Prenatal diagnosis (PND) of Primary Immunodeficiency Diseases (PIDs) is indicated in families with a previously affected child where the specific molecular or biochemical defect has been identified. With the shift toward molecular genetics, functional assays are now reserved for cases where the genotype is unknown.
Indications
- Family history of a known PID with high morbidity/mortality.
- Identification of a specific gene mutation in the index case or carrier status in parents.
- Lack of curative options or need for early hematopoietic stem cell transplantation (HSCT) planning.
Modalities of Prenatal Diagnosis
PND can be categorized into Molecular, Biochemical, and Functional/Phenotypic methods.
1. Molecular Diagnosis (Gold Standard)
- Chorionic Villus Sampling (CVS):
- Timing: 10–12 weeks of gestation.
- Procedure: Ultrasound-guided aspiration of trophoblastic tissue.
- Utility: DNA extraction for Targeted Mutation Analysis or Linkage Analysis (RFLP).
- Common Targets: IL2RG (X-SCID), WAS (Wiskott-Aldrich), BTK (X-linked Agammaglobulinemia), CYBB (CGD).
- Amniocentesis:
- Timing: 15–18 weeks of gestation.
- Utility: Culture of amniocytes for DNA analysis. Lower risk of maternal cell contamination compared to CVS but performed later in pregnancy.
2. Biochemical Assays
Used for metabolic PIDs where the enzyme deficiency is expressed in fetal tissues.

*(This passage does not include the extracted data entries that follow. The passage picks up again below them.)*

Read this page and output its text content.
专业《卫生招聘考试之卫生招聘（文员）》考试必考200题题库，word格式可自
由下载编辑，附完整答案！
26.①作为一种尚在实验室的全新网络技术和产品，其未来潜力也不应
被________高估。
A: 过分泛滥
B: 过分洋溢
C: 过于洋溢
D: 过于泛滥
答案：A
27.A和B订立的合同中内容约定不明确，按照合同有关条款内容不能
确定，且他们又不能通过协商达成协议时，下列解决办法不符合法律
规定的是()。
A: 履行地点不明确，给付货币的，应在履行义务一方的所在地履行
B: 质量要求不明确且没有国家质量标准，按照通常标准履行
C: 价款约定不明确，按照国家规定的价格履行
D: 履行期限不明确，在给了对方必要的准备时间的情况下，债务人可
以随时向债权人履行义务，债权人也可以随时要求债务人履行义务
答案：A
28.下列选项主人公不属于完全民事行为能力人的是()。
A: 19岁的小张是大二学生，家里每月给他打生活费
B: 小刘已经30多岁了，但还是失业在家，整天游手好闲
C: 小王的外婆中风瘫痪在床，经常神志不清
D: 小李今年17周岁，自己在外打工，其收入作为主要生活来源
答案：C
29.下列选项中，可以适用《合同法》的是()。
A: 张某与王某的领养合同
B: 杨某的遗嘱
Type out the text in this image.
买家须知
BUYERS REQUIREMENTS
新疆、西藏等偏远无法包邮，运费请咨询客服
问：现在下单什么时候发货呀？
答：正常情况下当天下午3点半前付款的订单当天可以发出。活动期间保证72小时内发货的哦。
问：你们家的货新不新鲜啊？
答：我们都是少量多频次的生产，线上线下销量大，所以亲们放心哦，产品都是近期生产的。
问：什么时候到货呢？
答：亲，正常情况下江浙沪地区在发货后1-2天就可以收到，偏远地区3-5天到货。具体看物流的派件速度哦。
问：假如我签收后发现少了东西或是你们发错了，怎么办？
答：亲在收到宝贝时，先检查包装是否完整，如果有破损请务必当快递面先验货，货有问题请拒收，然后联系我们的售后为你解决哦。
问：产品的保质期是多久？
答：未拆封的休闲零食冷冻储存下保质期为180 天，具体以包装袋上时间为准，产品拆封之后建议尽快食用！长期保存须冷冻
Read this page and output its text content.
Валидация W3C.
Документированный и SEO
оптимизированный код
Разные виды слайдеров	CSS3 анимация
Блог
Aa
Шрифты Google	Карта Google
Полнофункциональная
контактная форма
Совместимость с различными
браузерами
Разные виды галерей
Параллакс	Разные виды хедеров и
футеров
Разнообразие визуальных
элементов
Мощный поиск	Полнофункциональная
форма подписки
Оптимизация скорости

- Adenosine Deaminase (ADA) Deficiency: Measured in cultured amniocytes or chorionic villi.
- Purine Nucleoside Phosphorylase (PNP) Deficiency: Enzyme activity assays in fetal cells.
3. Fetal Blood Sampling (Cordocentesis)
- Timing: 18–22 weeks of gestation.
- Method: Ultrasound-guided percutaneous umbilical blood sampling (PUBS).
- Applications:
- Flow Cytometry: Quantification of T, B, and NK cell subsets (e.g., absence of T cells in SCID, absence of B cells in XLA).
- Functional Assays: Nitroblue Tetrazolium (NBT) test or Dihydrorhodamine (DHR) 123 flow cytometry for Chronic Granulomatous Disease (CGD).
- Expression Studies: Assessment of HLA class II expression (Bare Lymphocyte Syndrome) or CD11/CD18 expression (LAD Type 1).
Specific PID Considerations
| Disease | Diagnostic Method | Key Marker/Defect |
|---|---|---|
| SCID | CVS/Amniocentesis | Mutation in IL2RG, RAG1/2, JAK3 |
| XLA | CVS/Fetal Blood | BTK mutation / Absence of B-cells (CD19+) |
| CGD | Fetal Blood (DHR) | Impaired oxidative burst |
| Wiskott-Aldrich | CVS/Fetal Blood | WAS mutation / Small, low platelets |
| LAD-1 | Fetal Blood | Absence of CD18/CD11 |
| Bare Lymphocyte | CVS/Fetal Blood | Absence of HLA Class I/II |
Preimplantation Genetic Diagnosis (PGD)
- Alternative to traditional PND for families seeking to avoid pregnancy termination.
- Method: In-vitro fertilization (IVF) followed by biopsy of a single blastomere (day 3) or trophectoderm (day 5).
- Selection: Only unaffected embryos are implanted.
Non-Invasive Prenatal Testing (NIPT)
- Emerging technology using Cell-Free Fetal DNA (cffDNA) in maternal plasma.
- Currently utilized primarily for fetal sex determination in X-linked PIDs to decide if invasive testing is necessary.
Ethical and Legal Considerations
- Genetic Counseling: Essential pre-procedure to discuss risks (0.5–1% miscarriage risk for CVS/Amniocentesis).
- MTP Act: Testing must comply with local legal frameworks regarding the termination of pregnancy for “substantial risk of serious physical or mental abnormalities.”
- Informed Consent: Must include the possibility of maternal cell contamination or inconclusive results.
Management Post-Diagnosis
- If Affected: Counseling regarding prognosis, option of termination, or preparation for in-utero therapy/early postnatal HSCT.
- If Unaffected: Routine obstetric care; confirmation of status via cord blood at birth.